La vie avec cet homme, chacun s'en doute, ne devait pas être drôle
tous les jours. Consciente d'avoir rencontré et d'aimer un génie, Lucette lui avait
sacrifié la sienne, une vie d'artiste qu'elle qualifie d' " amusante ".
Danseuse dans une troupe recherchée, elle était partie en tournée aux Etats-Unis
pendant un an, puis à Tunis, à Cracovie, en Lituanie... Elle avait dû renoncer à tout
pour rester à ses côtés, le materner. " Il en avait tant besoin. Oui, il était
exigeant, mais par amour. il ne voulait pas que je fasse le ménage, ni la cuisine.
Seulement ma présence lui était indispensable ". Elle était sa " féerie
", ne cessait-il de dire.
Leur vie était bien réglée. Le mardi, elle n'avait pas de cours de
danse. Elle " descendait " à Paris en train pour faire des achats, surtout chez
Fauchon. Il s'inquiétait, connaissait toutes les heures d'arrivée des trains, imaginait
toujours une catastrophe ferroviaire lorsqu'elle n'était pas revenue à l'heure. " Louis
était un anxieux perpétuel ", dit-elle, songeuse, regardant Paris au loin.
Parfois, lorsqu'il estimait qu'elle avait dépensé trop d'argent,
" il m'engueulait " Le soir, de son débit saccadé, il lui lisait ce
qu'il avait écrit, toujours à l'encre sur des feuilles abondamment raturées de papier
jaune qu'il réunissait avec des pinces à linge et
suspendait dans sa cave, un endroit où il se plaisait bien. Il se nourrissait peu et mal
: du thé léger, des croissants, quelques gâteaux dans la journée, " il adorait
les croissants ", une soupe le soir. " Chaque matin, il tenait à me
préparer mon bol de café ". Puis il allait chercher son Figaro dans ta
boîte à lettres. Il s'y était abonné dès son arrivée à Meudon, " pour le
carnet du jour et plus précisément la chronique nécrologique ", affirmait-il.
Lui, ne sortait jamais, sauf pour se rendre chez le dentiste et, deux
ou trois fois, chez son éditeur, Gaston Gallimard avec lequel il entretenait une
correspondance tumultueuse.
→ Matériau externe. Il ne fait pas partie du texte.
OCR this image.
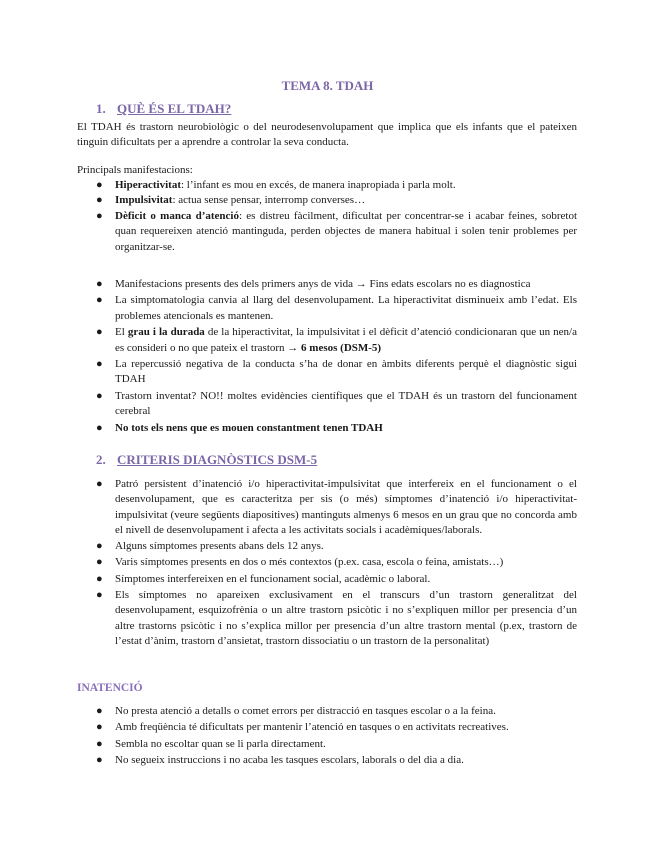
TEMA 8. TDAH
1. QUÈ ÉS EL TDAH?
El TDAH és trastorn neurobiològic o del neurodesenvolupament que implica que els infants que el pateixen tinguin dificultats per a aprendre a controlar la seva conducta.
Principals manifestacions:
● Hiperactivitat: l’infant es mou en excés, de manera inapropiada i parla molt.
● Impulsivitat: actua sense pensar, interromp converses…
● Dèficit o manca d’atenció: es distreu fàcilment, dificultat per concentrar-se i acabar feines, sobretot quan requereixen atenció mantinguda, perden objectes de manera habitual i solen tenir problemes per organitzar-se.
● Manifestacions presents des dels primers anys de vida → Fins edats escolars no es diagnostica
● La simptomatologia canvia al llarg del desenvolupament. La hiperactivitat disminueix amb l’edat. Els problemes atencionals es mantenen.
● El grau i la durada de la hiperactivitat, la impulsivitat i el dèficit d’atenció condicionaran que un nen/a es consideri o no que pateix el trastorn → 6 mesos (DSM-5)
● La repercussió negativa de la conducta s’ha de donar en àmbits diferents perquè el diagnòstic sigui TDAH
● Trastorn inventat? NO!! moltes evidències científiques que el TDAH és un trastorn del funcionament cerebral
● No tots els nens que es mouen constantment tenen TDAH
2. CRITERIS DIAGNÒSTICS DSM-5
● Patró persistent d’inatenció i/o hiperactivitat-impulsivitat que interfereix en el funcionament o el desenvolupament, que es caracteritza per sis (o més) símptomes d’inatenció i/o hiperactivitat-impulsivitat (veure següents diapositives) mantinguts almenys 6 mesos en un grau que no concorda amb el nivell de desenvolupament i afecta a les activitats socials i acadèmiques/laborals.
● Alguns símptomes presents abans dels 12 anys.
● Varis símptomes presents en dos o més contextos (p.ex. casa, escola o feina, amistats…)
● Símptomes interfereixen en el funcionament social, acadèmic o laboral.
● Els símptomes no apareixen exclusivament en el transcurs d’un trastorn generalitzat del desenvolupament, esquizofrènia o un altre trastorn psicòtic i no s’expliquen millor per presencia d’un altre trastorns psicòtic i no s’explica millor per presencia d’un altre trastorn mental (p.ex, trastorn de l’estat d’ànim, trastorn d’ansietat, trastorn dissociatiu o un trastorn de la personalitat)
INATENCIÓ
● No presta atenció a detalls o comet errors per distracció en tasques escolar o a la feina.
● Amb freqüència té dificultats per mantenir l’atenció en tasques o en activitats recreatives.
● Sembla no escoltar quan se li parla directament.
● No segueix instruccions i no acaba les tasques escolars, laborals o del dia a dia.
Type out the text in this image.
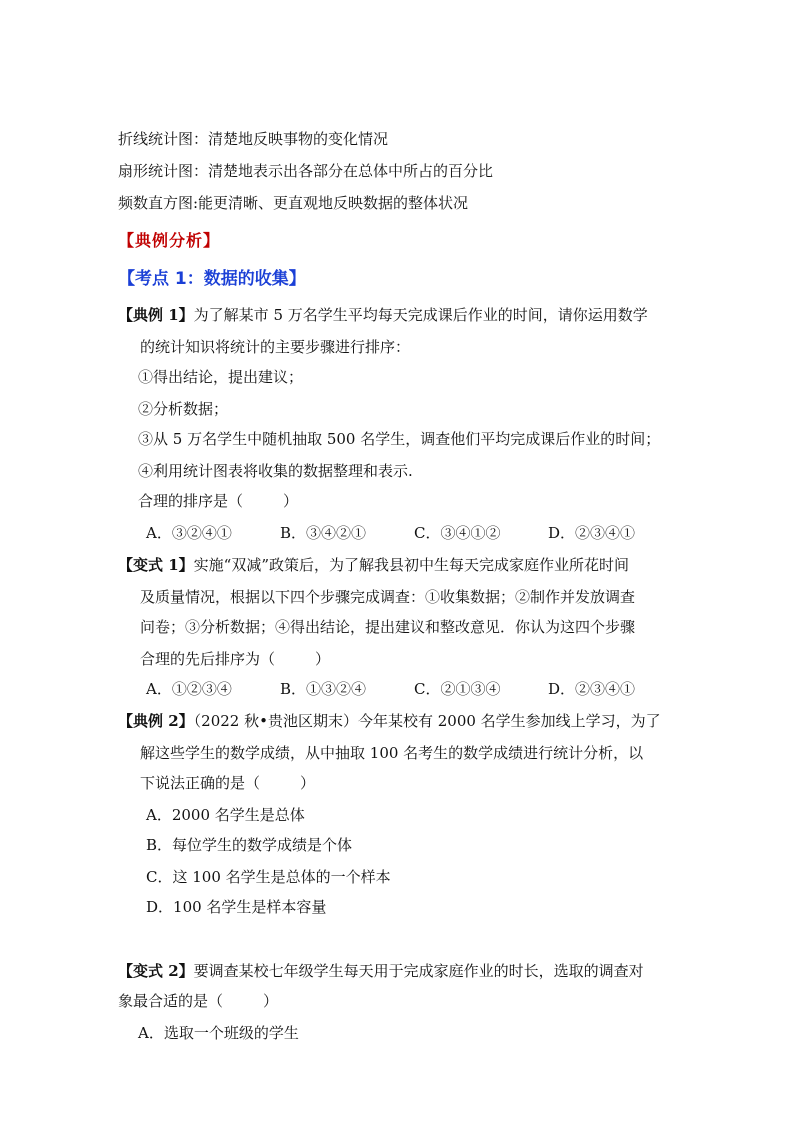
折线统计图：清楚地反映事物的变化情况
扇形统计图：清楚地表示出各部分在总体中所占的百分比
频数直方图:能更清晰、更直观地反映数据的整体状况
【典例分析】
【考点 1：数据的收集】
【典例 1】为了解某市 5 万名学生平均每天完成课后作业的时间，请你运用数学
的统计知识将统计的主要步骤进行排序：
①得出结论，提出建议；
②分析数据；
③从 5 万名学生中随机抽取 500 名学生，调查他们平均完成课后作业的时间；
④利用统计图表将收集的数据整理和表示.
合理的排序是（	）
A．③②④①	B．③④②①	C．③④①②	D．②③④①
【变式 1】实施“双减”政策后，为了解我县初中生每天完成家庭作业所花时间
及质量情况，根据以下四个步骤完成调查：①收集数据；②制作并发放调查
问卷；③分析数据；④得出结论，提出建议和整改意见．你认为这四个步骤
合理的先后排序为（	）
A．①②③④	B．①③②④	C．②①③④	D．②③④①
【典例 2】（2022 秋•贵池区期末）今年某校有 2000 名学生参加线上学习，为了
解这些学生的数学成绩，从中抽取 100 名考生的数学成绩进行统计分析，以
下说法正确的是（	）
A．2000 名学生是总体
B．每位学生的数学成绩是个体
C．这 100 名学生是总体的一个样本
D．100 名学生是样本容量
【变式 2】要调查某校七年级学生每天用于完成家庭作业的时长，选取的调查对
象最合适的是（	）
A．选取一个班级的学生
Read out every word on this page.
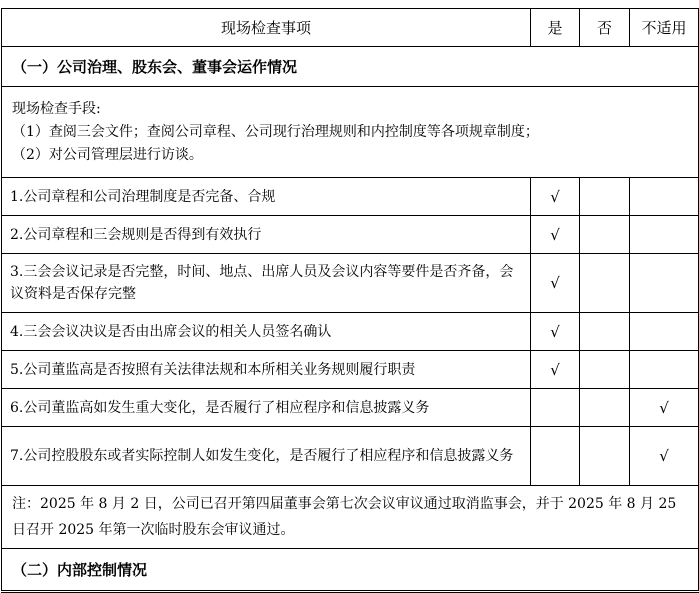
现场检查事项	是	否	不适用
（一）公司治理、股东会、董事会运作情况			

现场检查手段:
（1）查阅三会文件；查阅公司章程、公司现行治理规则和内控制度等各项规章制度；
（2）对公司管理层进行访谈。			

1.公司章程和公司治理制度是否完备、合规	√		
2.公司章程和三会规则是否得到有效执行	√		
3.三会会议记录是否完整，时间、地点、出席人员及会议内容等要件是否齐备，会议资料是否保存完整	√		
4.三会会议决议是否由出席会议的相关人员签名确认	√		
5.公司董监高是否按照有关法律法规和本所相关业务规则履行职责	√		
6.公司董监高如发生重大变化，是否履行了相应程序和信息披露义务			√
7.公司控股股东或者实际控制人如发生变化，是否履行了相应程序和信息披露义务			√
注：2025 年 8 月 2 日，公司已召开第四届董事会第七次会议审议通过取消监事会，并于 2025 年 8 月 25 日召开 2025 年第一次临时股东会审议通过。			
（二）内部控制情况			
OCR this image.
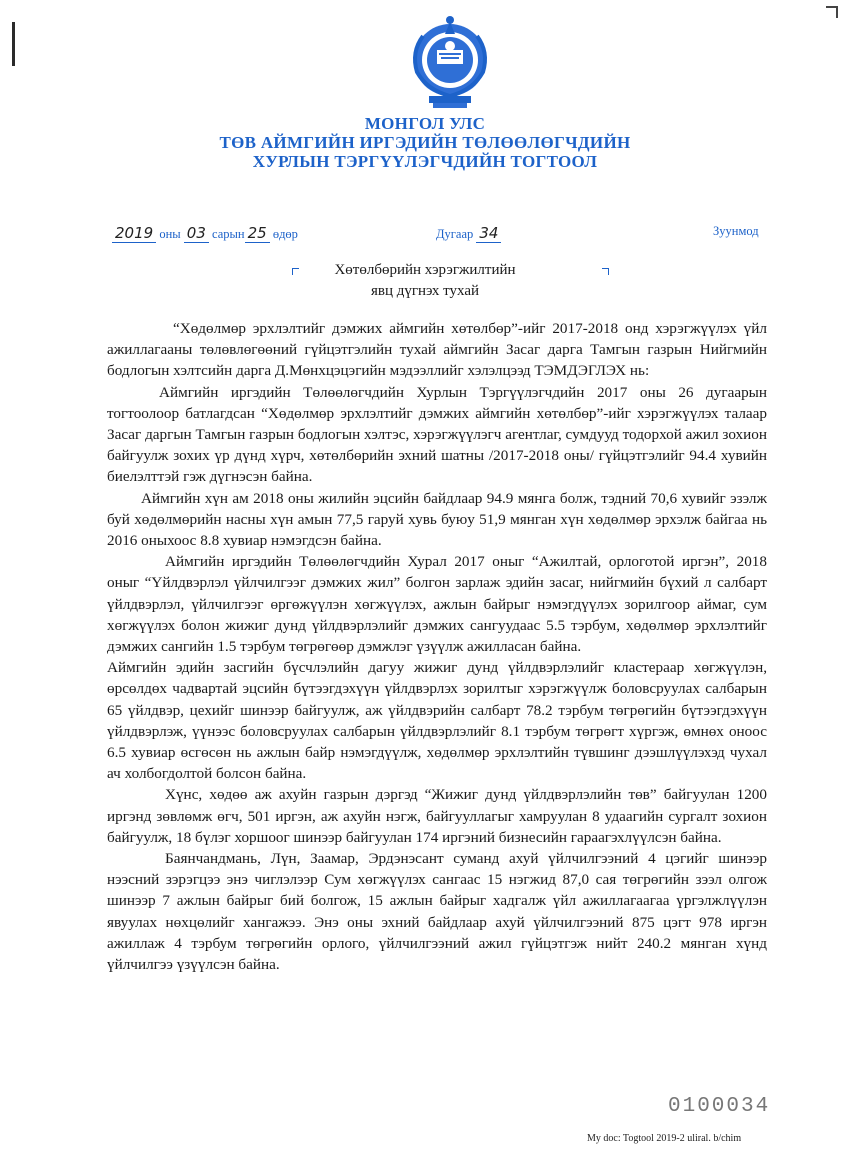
МОНГОЛ УЛС
ТӨВ АЙМГИЙН ИРГЭДИЙН ТӨЛӨӨЛӨГЧДИЙН
ХУРЛЫН ТЭРГҮҮЛЭГЧДИЙН ТОГТООЛ
2019 оны 03 сарын 25 өдөр	Дугаар 34	Зуунмод
Хөтөлбөрийн хэрэгжилтийн
явц дүгнэх тухай

“Хөдөлмөр эрхлэлтийг дэмжих аймгийн хөтөлбөр”-ийг 2017-2018 онд хэрэгжүүлэх үйл ажиллагааны төлөвлөгөөний гүйцэтгэлийн тухай аймгийн Засаг дарга Тамгын газрын Нийгмийн бодлогын хэлтсийн дарга Д.Мөнхцэцэгийн мэдээллийг хэлэлцээд ТЭМДЭГЛЭХ нь:

Аймгийн иргэдийн Төлөөлөгчдийн Хурлын Тэргүүлэгчдийн 2017 оны 26 дугаарын тогтоолоор батлагдсан “Хөдөлмөр эрхлэлтийг дэмжих аймгийн хөтөлбөр”-ийг хэрэгжүүлэх талаар Засаг даргын Тамгын газрын бодлогын хэлтэс, хэрэгжүүлэгч агентлаг, сумдууд тодорхой ажил зохион байгуулж зохих үр дүнд хүрч, хөтөлбөрийн эхний шатны /2017-2018 оны/ гүйцэтгэлийг 94.4 хувийн биелэлттэй гэж дүгнэсэн байна.

Аймгийн хүн ам 2018 оны жилийн эцсийн байдлаар 94.9 мянга болж, тэдний 70,6 хувийг эзэлж буй хөдөлмөрийн насны хүн амын 77,5 гаруй хувь буюу 51,9 мянган хүн хөдөлмөр эрхэлж байгаа нь 2016 оныхоос 8.8 хувиар нэмэгдсэн байна.

Аймгийн иргэдийн Төлөөлөгчдийн Хурал 2017 оныг “Ажилтай, орлоготой иргэн”, 2018 оныг “Үйлдвэрлэл үйлчилгээг дэмжих жил” болгон зарлаж эдийн засаг, нийгмийн бүхий л салбарт үйлдвэрлэл, үйлчилгээг өргөжүүлэн хөгжүүлэх, ажлын байрыг нэмэгдүүлэх зорилгоор аймаг, сум хөгжүүлэх болон жижиг дунд үйлдвэрлэлийг дэмжих сангуудаас 5.5 тэрбум, хөдөлмөр эрхлэлтийг дэмжих сангийн 1.5 тэрбум төгрөгөөр дэмжлэг үзүүлж ажилласан байна.

Аймгийн эдийн засгийн бүсчлэлийн дагуу жижиг дунд үйлдвэрлэлийг кластераар хөгжүүлэн, өрсөлдөх чадвартай эцсийн бүтээгдэхүүн үйлдвэрлэх зорилтыг хэрэгжүүлж боловсруулах салбарын 65 үйлдвэр, цехийг шинээр байгуулж, аж үйлдвэрийн салбарт 78.2 тэрбум төгрөгийн бүтээгдэхүүн үйлдвэрлэж, үүнээс боловсруулах салбарын үйлдвэрлэлийг 8.1 тэрбум төгрөгт хүргэж, өмнөх оноос 6.5 хувиар өсгөсөн нь ажлын байр нэмэгдүүлж, хөдөлмөр эрхлэлтийн түвшинг дээшлүүлэхэд чухал ач холбогдолтой болсон байна.

Хүнс, хөдөө аж ахуйн газрын дэргэд “Жижиг дунд үйлдвэрлэлийн төв” байгуулан 1200 иргэнд зөвлөмж өгч, 501 иргэн, аж ахуйн нэгж, байгууллагыг хамруулан 8 удаагийн сургалт зохион байгуулж, 18 бүлэг хоршоог шинээр байгуулан 174 иргэний бизнесийн гараагэхлүүлсэн байна.

Баянчандмань, Лүн, Заамар, Эрдэнэсант суманд ахуй үйлчилгээний 4 цэгийг шинээр нээсний зэрэгцээ энэ чиглэлээр Сум хөгжүүлэх сангаас 15 нэгжид 87,0 сая төгрөгийн зээл олгож шинээр 7 ажлын байрыг бий болгож, 15 ажлын байрыг хадгалж үйл ажиллагаагаа үргэлжлүүлэн явуулах нөхцөлийг хангажээ. Энэ оны эхний байдлаар ахуй үйлчилгээний 875 цэгт 978 иргэн ажиллаж 4 тэрбум төгрөгийн орлого, үйлчилгээний ажил гүйцэтгэж нийт 240.2 мянган хүнд үйлчилгээ үзүүлсэн байна.

0100034
My doc: Togtool 2019-2 uliral. b/chim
Un soir et ce fut un événement, il alla à Paris pour
applaudir une pièce de l'ami Marcel, La Tête des autres. Mais, de son arrivée à
Meudon en 1951 à sa mort dix ans plus tard, il ne s'est plus jamais rendu à Montmartre.
Ses amis venaient le voir : le danseur Serge Perrault, de la compagnie Roland Petit, un
ami de sa femme qui s'était pris de passion pour lui, et deux confrères, le Dr Brami, un fidèle, et le Dr Willemin, qui lui fermera les yeux, quelques
autres.
Tout cela est bien loin. Bien vieux. Aujourd'hui, route des Gardes, à
Meudon, il ne reste qu'une vieille dame entourée d'animaux, de souvenirs, de quelques
amis. Et un fantôme qui voyage au bout de la nuit. Un fantôme tout noir.